Doctor says relax
The Amazonian arrow poison that revolutionised Anaesthesia
The Anaesthesia Heritage Centre has opened a new temporary exhibition on muscle relaxants. It showcases authentic curare weapons alongside anaesthetic equipment to tell the history of muscle relaxants in the practice of anaesthesia.
Curare is a deadly poison found in the Amazonian Basin of South America. When injected into the bloodstream it acts as a muscle relaxant which paralyses and asphyxiates prey.
Tribal elder Binan Tukum hunting with his son for monkeys in the rainforest. Copyright: Lazlo Mates
Curare was the first muscle relaxant (or neuro-muscular blocking agent) to be introduced into western medicine. It revolutionised the practice of anaesthesia and allowed life saving operations, which were previously considered too dangerous, to be performed for the first time.
South American tribes will shoot curare coated darts or arrows from blow pipes and bows to kill or stun animals for food and clothing. The process of mixing the curare poison and creating weapons is a highly skilled process. Different strengths of poison are needed for different sized prey, and mixing these accurately can only be determined by taste; curare is not toxic through ingestion alone.
South American Indians preparing curare. Wellcome collection
Arrow poison has been known to Europeans since Sir Water Raleigh’s expeditions to Guyana in 1595. It was first brought back to England in the 1760s by Edward Bancroft (1741-1821) who had encountered the poison during his time in Guyana writing ‘An Essay on the Natural History of Guiana in South America’.

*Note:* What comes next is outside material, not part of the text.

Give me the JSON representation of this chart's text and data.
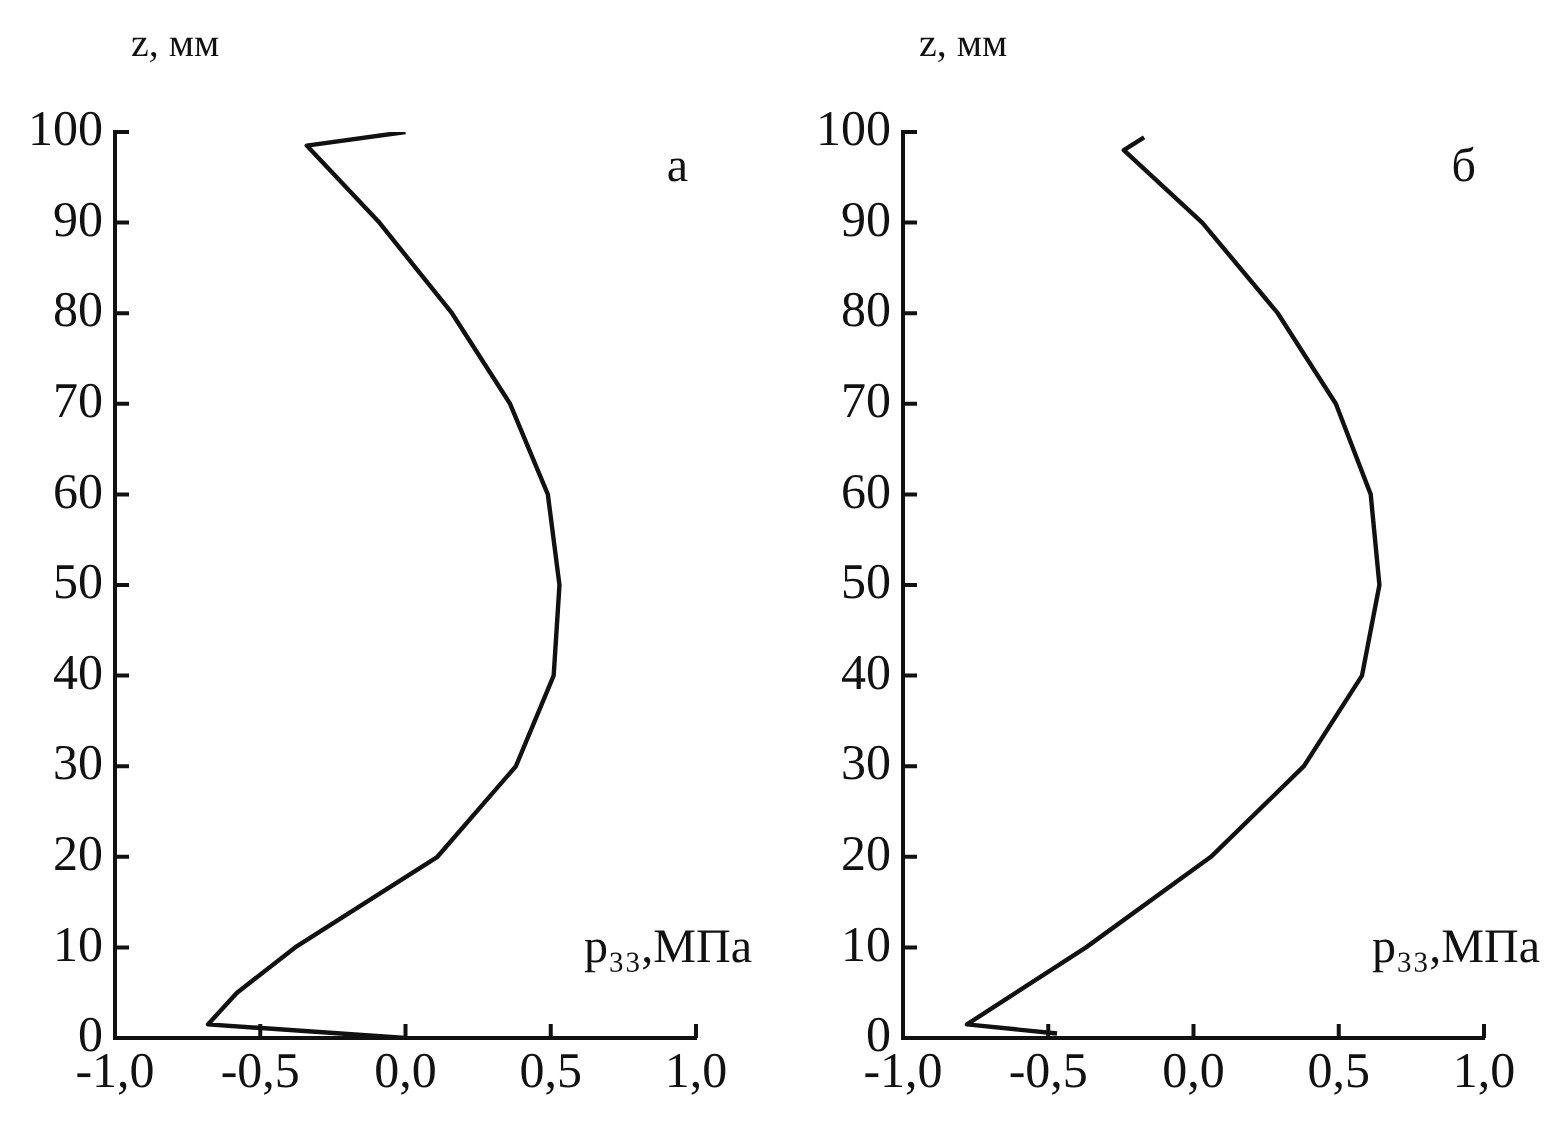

Naturalist Charles Waterton (1782-1865) brought curare samples, or ‘woorali’ as he called it, back to England in the early nineteenth century and conducted experiments on animals. Alongside Benjamin Collins Brodie (1783-1862), Waterton administered woorali to a she ass whilst ventilating her with a bellows until the poison wore off.
After Waterton’s experiments, more scientific work was conducted by physicians of the nineteenth century. It was Claude Bernard’s (1813-78) experiments on frogs in 1844 which showed conclusively that curare was acting as a muscle relaxant. He noted that “it is an anaesthetic agent only in appearance. The animal feels, but cannot show it”.

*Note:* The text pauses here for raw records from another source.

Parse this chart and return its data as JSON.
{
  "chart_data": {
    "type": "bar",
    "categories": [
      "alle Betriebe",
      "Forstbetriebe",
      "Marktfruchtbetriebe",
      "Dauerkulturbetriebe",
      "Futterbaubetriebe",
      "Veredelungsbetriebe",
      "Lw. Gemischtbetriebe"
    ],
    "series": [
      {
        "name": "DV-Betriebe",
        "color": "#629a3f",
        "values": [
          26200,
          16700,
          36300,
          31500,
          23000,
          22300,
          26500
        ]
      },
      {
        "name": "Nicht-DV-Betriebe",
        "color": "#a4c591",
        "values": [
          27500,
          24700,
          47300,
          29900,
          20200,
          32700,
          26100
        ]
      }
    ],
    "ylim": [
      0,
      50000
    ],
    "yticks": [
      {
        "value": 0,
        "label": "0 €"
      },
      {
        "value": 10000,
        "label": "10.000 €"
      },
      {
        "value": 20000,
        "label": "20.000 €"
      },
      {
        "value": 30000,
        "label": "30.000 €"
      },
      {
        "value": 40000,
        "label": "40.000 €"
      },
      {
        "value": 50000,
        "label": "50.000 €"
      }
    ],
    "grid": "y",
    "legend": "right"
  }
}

It wouldn’t be until the 20th century that the successful use of curare as a muscle relaxant in surgery was documented. The first recognized success was in North America by Harold Griffith and Enid Johnson, who used the preparation of curare, Intocostrin, during an appendectomy in 1942. In Britain, Cecil Gray found Intocostrin unreliable and instead popularised the use of d-tubocurarine chloride which was more consistent in its potency. D-tubocurarine would become the muscle relaxant of choice until curare-like synthetic agents replaced natural curare from the 1980s onward.
Tuburine ampoules and packed. Science Museum
Before the advent of curare in the 1940s, in order to achieve muscle relaxation anaesthetists would have had to administer a very deep ether or cyclopropane anaesthesia which could cause a number of heart, liver or kidney complications.
Additionally, with the total paralysis of a patient’s diaphragm, these surgeries were only possible with the invention of tracheal intubation and mechanical ventilation of the lungs. Now, with thanks to muscle relaxants and manual ventilation, life saving heart, brain and thoracic surgeries can be performed.